The medium pH was detected by pH meter (Sartorius, Germany). Cells were harvested by centrifugation, washed twice with distilled water and dried at 105°C for 24 h to get a constant dry cell weight. Cellular lipid from dry biomass was extracted as described by Huang et al. [19]. Lipid yield was defined as the amount of lipid extracted from the cells in per liter fermentation broth (g/L). Lipid content was calculated as g lipid per g dry cell weight. Lipid coefficient was defined as g lipid produced per g sugar consumed and then multiplied by 100%. The fatty acid profile of the lipid was determined as described by Morrison and Smith [29]. The fatty acid methyl esters produced by saponifying followed by methylation of the lipid were analyzed by gas chromatography (GC-2010, Shimadzu Corporation, Japan) with flame-ionization detector and a DB-Wax capillary column (30 m × 0.25 mm × 0.25 µm, Agilent Technologies Inc., USA). The column temperature was maintained at 180°C for 2 min and then upgraded to 210°C at a rate of 5°C/min and kept for 11 min. Nitrogen was used as the carrier gas at 1.5 mL/min. Split ratio was 1:50 (v/v). The injector and the detector temperatures were set at 260 and 280°C, respectively.

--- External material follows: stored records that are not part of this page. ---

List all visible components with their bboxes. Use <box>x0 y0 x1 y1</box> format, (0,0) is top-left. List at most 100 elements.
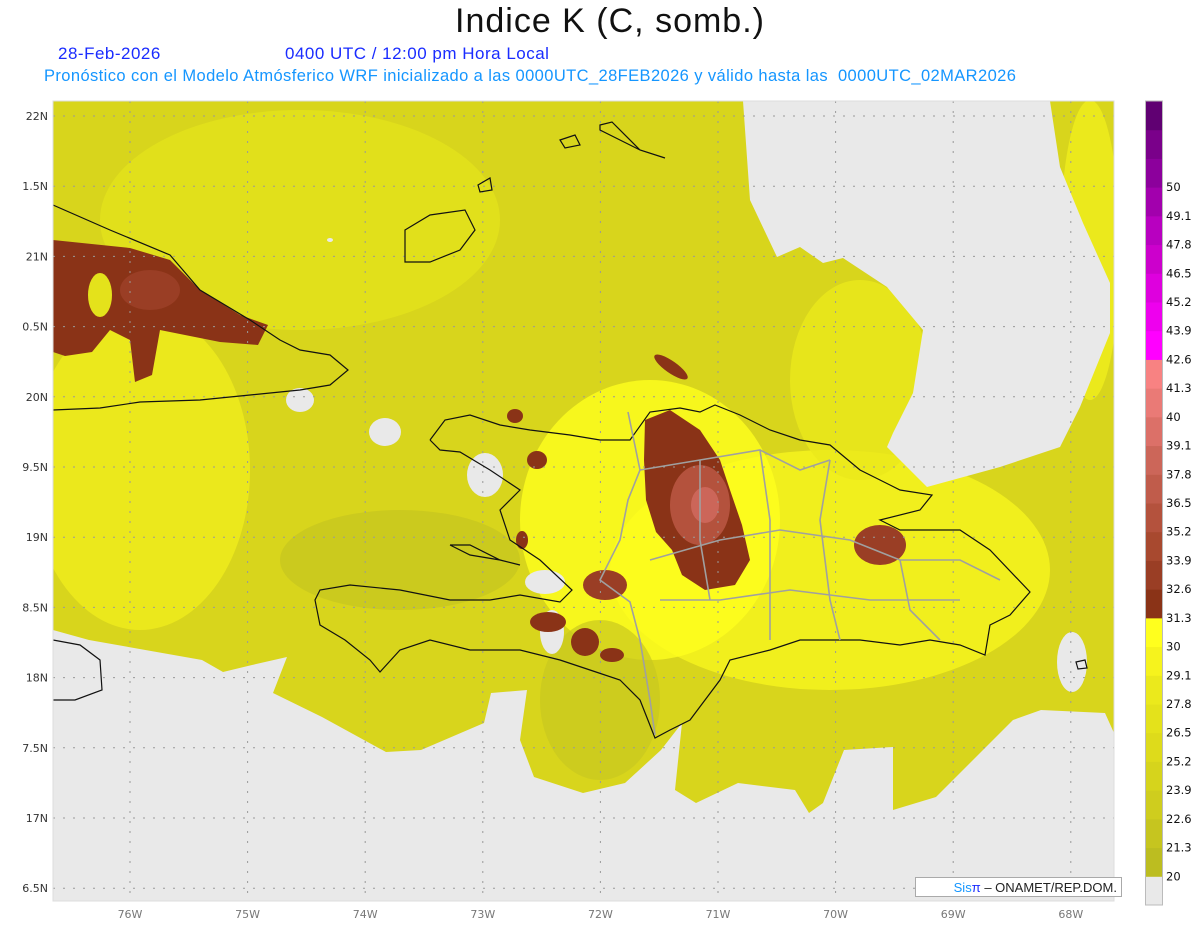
colorbar-segment <box>1146 273 1162 303</box>
colorbar-label: 32.6 <box>1166 582 1192 596</box>
colorbar-label: 36.5 <box>1166 496 1192 510</box>
colorbar-label: 21.3 <box>1166 841 1192 855</box>
ocean-missing-patch <box>1057 632 1087 692</box>
colorbar-segment <box>1146 560 1162 590</box>
colorbar-label: 26.5 <box>1166 726 1192 740</box>
colorbar-label: 37.8 <box>1166 467 1192 481</box>
colorbar-label: 27.8 <box>1166 697 1192 711</box>
high-k-core <box>691 487 719 523</box>
colorbar-segment <box>1146 416 1162 447</box>
lat-tick-label: 17N <box>26 812 48 825</box>
map-title: Indice K (C, somb.) <box>455 2 765 40</box>
lat-tick-label: 8.5N <box>22 601 48 614</box>
colorbar-segment <box>1146 646 1162 676</box>
colorbar-segment <box>1146 302 1162 332</box>
colorbar-segment <box>1146 847 1162 877</box>
colorbar-label: 40 <box>1166 410 1181 424</box>
colorbar-segment <box>1146 503 1162 533</box>
high-k-area <box>507 409 523 423</box>
lat-tick-label: 21N <box>26 250 48 263</box>
colorbar-segment <box>1146 675 1162 705</box>
lon-tick-label: 70W <box>823 908 848 921</box>
ocean-missing-patch <box>525 570 565 594</box>
colorbar-segment <box>1146 818 1162 849</box>
brand-pi: π <box>971 880 981 895</box>
longitude-labels: 76W 75W 74W 73W 72W 71W 70W 69W 68W <box>118 908 1084 921</box>
colorbar-segment <box>1146 732 1162 762</box>
colorbar-label: 41.3 <box>1166 381 1192 395</box>
colorbar-label: 30 <box>1166 640 1181 654</box>
forecast-date: 28-Feb-2026 <box>58 44 161 63</box>
colorbar-label: 42.6 <box>1166 352 1192 366</box>
brand-sis: Sis <box>953 880 972 895</box>
colorbar-label: 29.1 <box>1166 668 1192 682</box>
colorbar-segment <box>1146 876 1162 906</box>
colorbar-label: 25.2 <box>1166 754 1192 768</box>
colorbar-segment <box>1146 244 1162 274</box>
colorbar-segment <box>1146 761 1162 791</box>
colorbar-segment <box>1146 215 1162 246</box>
lon-tick-label: 71W <box>706 908 731 921</box>
colorbar-label: 45.2 <box>1166 295 1192 309</box>
colorbar-segment <box>1146 790 1162 820</box>
colorbar-label: 49.1 <box>1166 209 1192 223</box>
high-k-area <box>571 628 599 656</box>
lat-tick-label: 20N <box>26 391 48 404</box>
map-field <box>53 101 1114 901</box>
colorbar-segment <box>1146 330 1162 360</box>
colorbar-label: 47.8 <box>1166 238 1192 252</box>
credit-box: Sisπ – ONAMET/REP.DOM. <box>915 877 1122 897</box>
forecast-time: 0400 UTC / 12:00 pm Hora Local <box>285 44 550 63</box>
lat-tick-label: 9.5N <box>22 461 48 474</box>
colorbar-label: 39.1 <box>1166 439 1192 453</box>
ocean-missing-patch <box>369 418 401 446</box>
colorbar-label: 22.6 <box>1166 812 1192 826</box>
lat-tick-label: 22N <box>26 110 48 123</box>
colorbar-segment <box>1146 589 1162 619</box>
colorbar-label: 33.9 <box>1166 553 1192 567</box>
lon-tick-label: 76W <box>118 908 143 921</box>
high-k-area <box>530 612 566 632</box>
lat-tick-label: 19N <box>26 531 48 544</box>
colorbar-label: 35.2 <box>1166 525 1192 539</box>
lon-tick-label: 75W <box>235 908 260 921</box>
colorbar-label: 50 <box>1166 180 1181 194</box>
lat-tick-label: 1.5N <box>22 180 48 193</box>
lat-tick-label: 18N <box>26 672 48 685</box>
lon-tick-label: 68W <box>1058 908 1083 921</box>
high-k-area <box>600 648 624 662</box>
high-k-core <box>120 270 180 310</box>
k-index-map: 22N 1.5N 21N 0.5N 20N 9.5N 19N 8.5N 18N 7.5N 17N 6.… <box>22 100 1192 921</box>
lon-tick-label: 74W <box>353 908 378 921</box>
high-k-area <box>516 531 528 549</box>
colorbar-label: 23.9 <box>1166 783 1192 797</box>
colorbar-segment <box>1146 359 1162 389</box>
lat-tick-label: 0.5N <box>22 321 48 334</box>
colorbar-segment <box>1146 129 1162 159</box>
lon-tick-label: 69W <box>941 908 966 921</box>
colorbar-label: 31.3 <box>1166 611 1192 625</box>
colorbar-segment <box>1146 388 1162 418</box>
forecast-model-info: Pronóstico con el Modelo Atmósferico WRF… <box>44 67 1017 85</box>
lon-tick-label: 73W <box>470 908 495 921</box>
field-band <box>280 510 520 610</box>
lon-tick-label: 72W <box>588 908 613 921</box>
colorbar-segment <box>1146 617 1162 648</box>
lat-tick-label: 7.5N <box>22 742 48 755</box>
lat-tick-label: 6.5N <box>22 882 48 895</box>
colorbar-segment <box>1146 445 1162 475</box>
colorbar-segment <box>1146 158 1162 188</box>
colorbar-segment <box>1146 187 1162 217</box>
ocean-missing-patch <box>327 238 333 242</box>
colorbar-label: 46.5 <box>1166 266 1192 280</box>
latitude-labels: 22N 1.5N 21N 0.5N 20N 9.5N 19N 8.5N 18N 7.5N 17N 6.… <box>22 110 48 895</box>
field-band <box>88 273 112 317</box>
colorbar-segment <box>1146 474 1162 504</box>
credit-org: – ONAMET/REP.DOM. <box>984 880 1117 895</box>
colorbar-label: 43.9 <box>1166 324 1192 338</box>
colorbar-label: 20 <box>1166 869 1181 883</box>
colorbar-segment <box>1146 101 1162 131</box>
colorbar: 20 21.3 22.6 23.9 25.2 26.5 27.8 29.1 30 31.3 32.6… <box>1145 100 1192 906</box>
colorbar-segment <box>1146 531 1162 561</box>
high-k-area <box>527 451 547 469</box>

Glucose, xylose, and acetate were measured by HPLC as described by Huang et al. [19]. [Lys] and [Ser] were analyzed by HPLC (Waters Corp., USA) using a photodiode array detector (Waters 996) and a Chirex 3126 (D)-penicil column (250 × 4.6 mm, Phenomenex Corp., CA, USA), and 1 mM CuSO4 aqueous solution was used as the mobile phase at 1.0 mL/min.

Statistical analysis

All the experiments were performed at least in duplicate, and their average values with standard deviations were used for statistical analysis with SPSS 17.0 software for Windows (SPSS Statistics Inc., Chicago, IL, USA). One-way analysis of variance (ANOVA) and Tukey’s honestly significant differences (HSD) test were used to determine the significant differences of data at a 95% confidence interval.